China’s two largest state-owned shipping firms, China Ocean Shipping (COSCO) and China Shipping, are reportedly engaged in talks over a possible merger.

Recently, the Chinese Government ordered the two companies to come up with a plan to merge in order to boost the business, South China Morning Post reported.

The move, if finalised, will mark the consolidation of world’s sixth and seventh largest container shipping firms, who control a total of 11 listed entities in Shanghai, Shenzhen, Hong Kong and Singapore.

"The possible integration of COSCO and CSCL has been strengthening market expectation of accelerated SOE reform."

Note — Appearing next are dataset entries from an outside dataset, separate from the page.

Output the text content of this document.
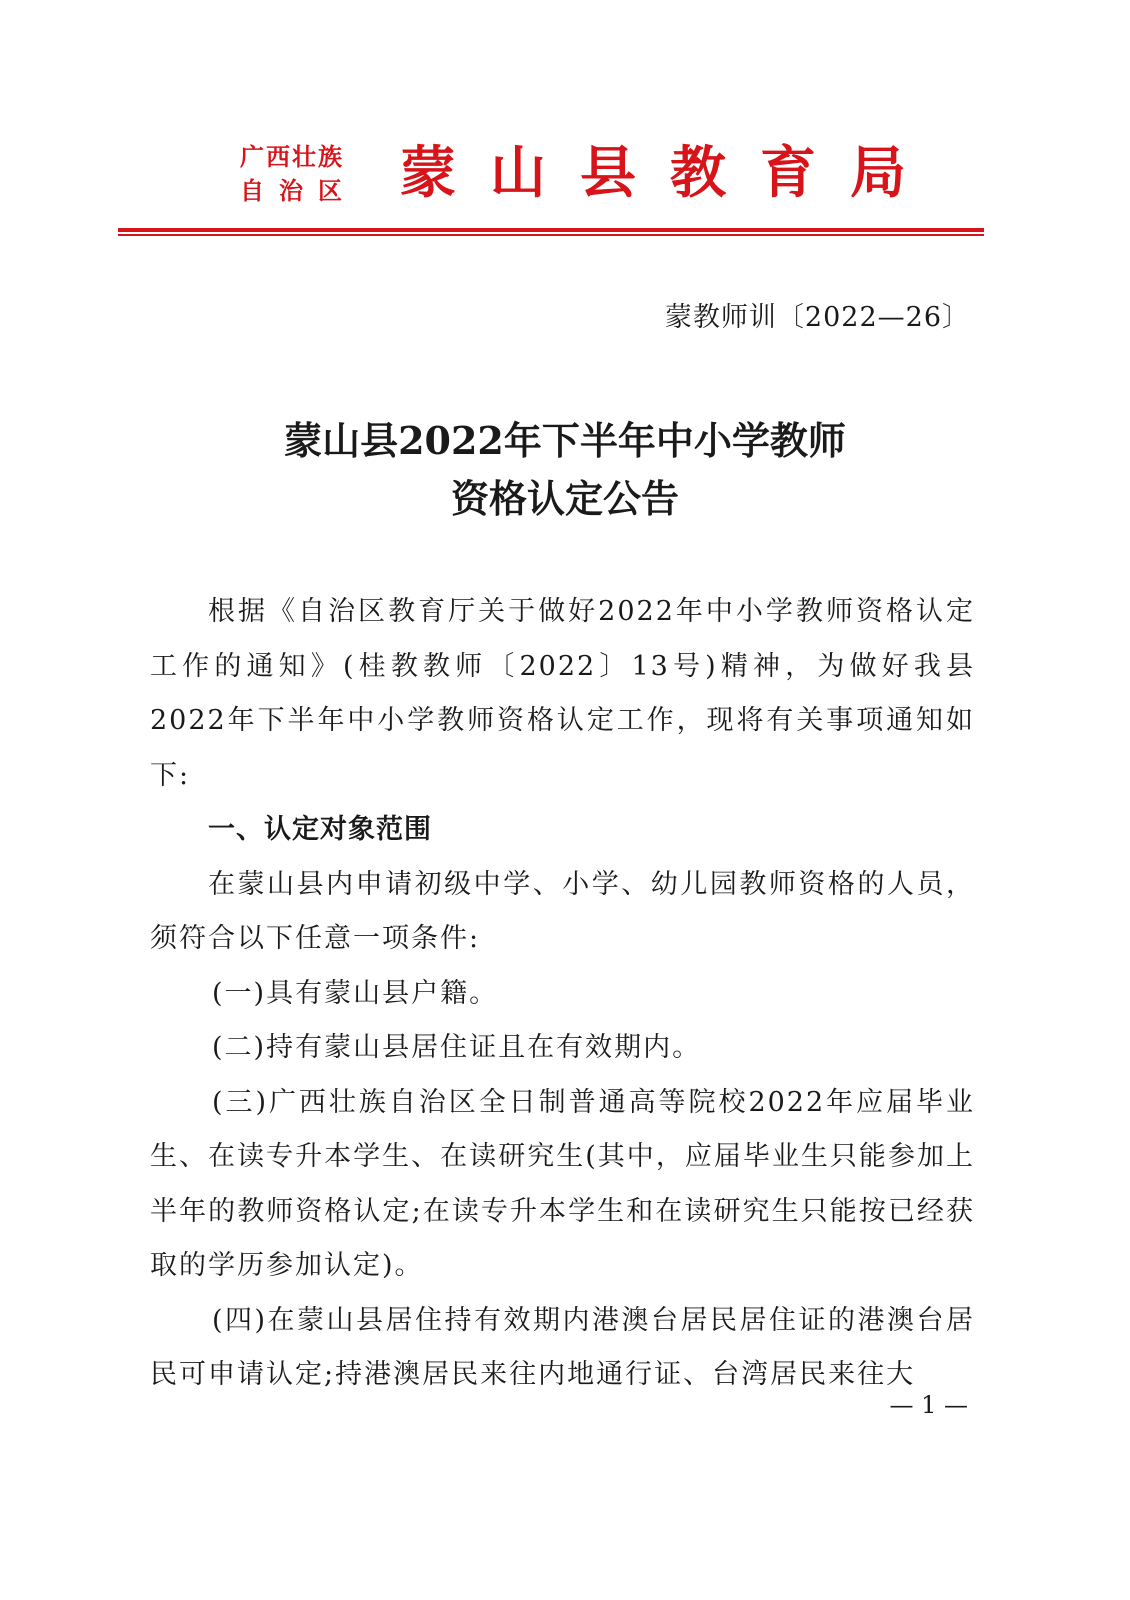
广西壮族
自治区 蒙山县教育局
蒙教师训〔2022—26〕
蒙山县2022年下半年中小学教师
资格认定公告

根据《自治区教育厅关于做好2022年中小学教师资格认定工作的通知》(桂教教师〔2022〕13号)精神，为做好我县2022年下半年中小学教师资格认定工作，现将有关事项通知如下:

一、认定对象范围

在蒙山县内申请初级中学、小学、幼儿园教师资格的人员，须符合以下任意一项条件:

(一)具有蒙山县户籍。

(二)持有蒙山县居住证且在有效期内。

(三)广西壮族自治区全日制普通高等院校2022年应届毕业生、在读专升本学生、在读研究生(其中，应届毕业生只能参加上半年的教师资格认定;在读专升本学生和在读研究生只能按已经获取的学历参加认定)。

(四)在蒙山县居住持有效期内港澳台居民居住证的港澳台居民可申请认定;持港澳居民来往内地通行证、台湾居民来往大

— 1 —
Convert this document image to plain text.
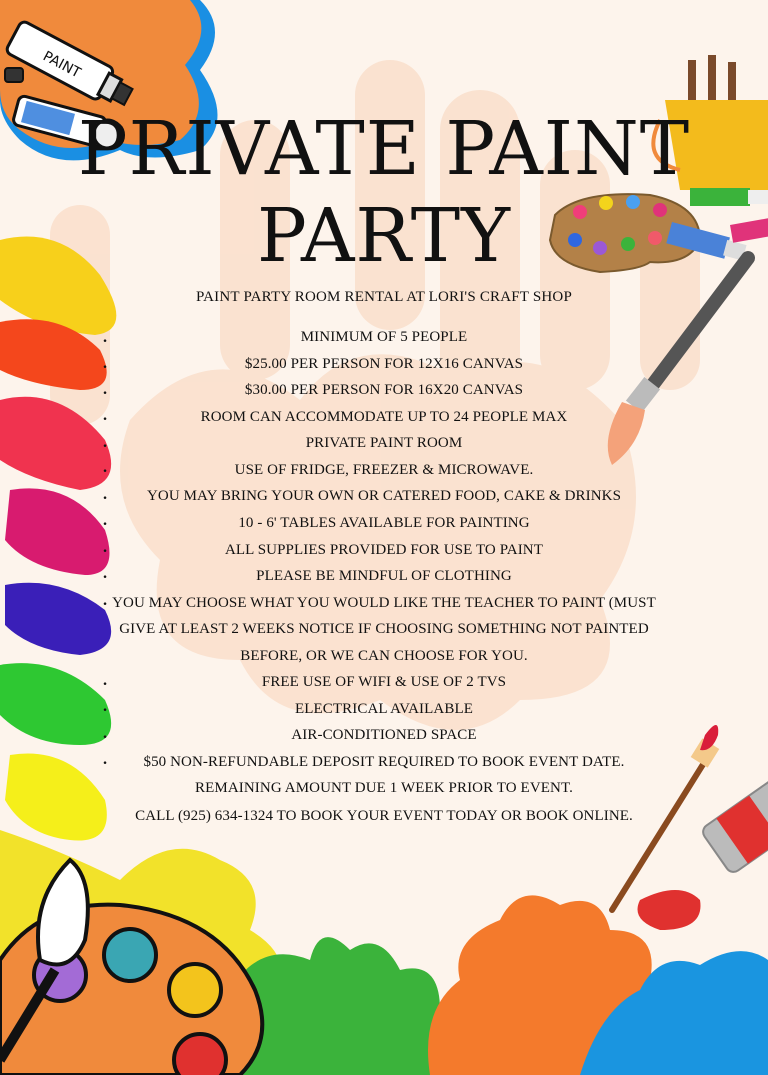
PAINT
PRIVATE PAINT
PARTY
PAINT PARTY ROOM RENTAL AT LORI'S CRAFT SHOP
MINIMUM OF 5 PEOPLE
$25.00 PER PERSON FOR 12X16 CANVAS
$30.00 PER PERSON FOR 16X20 CANVAS
ROOM CAN ACCOMMODATE UP TO 24 PEOPLE MAX
PRIVATE PAINT ROOM
USE OF FRIDGE, FREEZER & MICROWAVE.
YOU MAY BRING YOUR OWN OR CATERED FOOD, CAKE & DRINKS
10 - 6' TABLES AVAILABLE FOR PAINTING
ALL SUPPLIES PROVIDED FOR USE TO PAINT
PLEASE BE MINDFUL OF CLOTHING
YOU MAY CHOOSE WHAT YOU WOULD LIKE THE TEACHER TO PAINT (MUST
GIVE AT LEAST 2 WEEKS NOTICE IF CHOOSING SOMETHING NOT PAINTED
BEFORE, OR WE CAN CHOOSE FOR YOU.
FREE USE OF WIFI & USE OF 2 TVS
ELECTRICAL AVAILABLE
AIR-CONDITIONED SPACE
$50 NON-REFUNDABLE DEPOSIT REQUIRED TO BOOK EVENT DATE.
REMAINING AMOUNT DUE 1 WEEK PRIOR TO EVENT.
CALL (925) 634-1324 TO BOOK YOUR EVENT TODAY OR BOOK ONLINE.
•
•
•
•
•
•
•
•
•
•
•
•
•
•
•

According to Bloomberg News, a recent report by China International Capital analysts stated: "The possible integration of COSCO and CSCL has been strengthening market expectation of accelerated SOE reform.

"As the market expectation has already adjusted and the position of institutions is not high in general, there has been rising expectation for policy reinforcement amid the weak economic climate."

Meanwhile, South China Morning Post reported that the merger process is expected to be complex due to the web of stock listings and distinctive earnings records.

The government would also propose the amalgamation of some of their businesses, if the full merger is not possible.

As part of the country’s effort to restructure state-owned enterprises (SOEs), China CNR and CSR Corporation, China’s state-owned rail firms, merged to form a $26bn company in January 2015.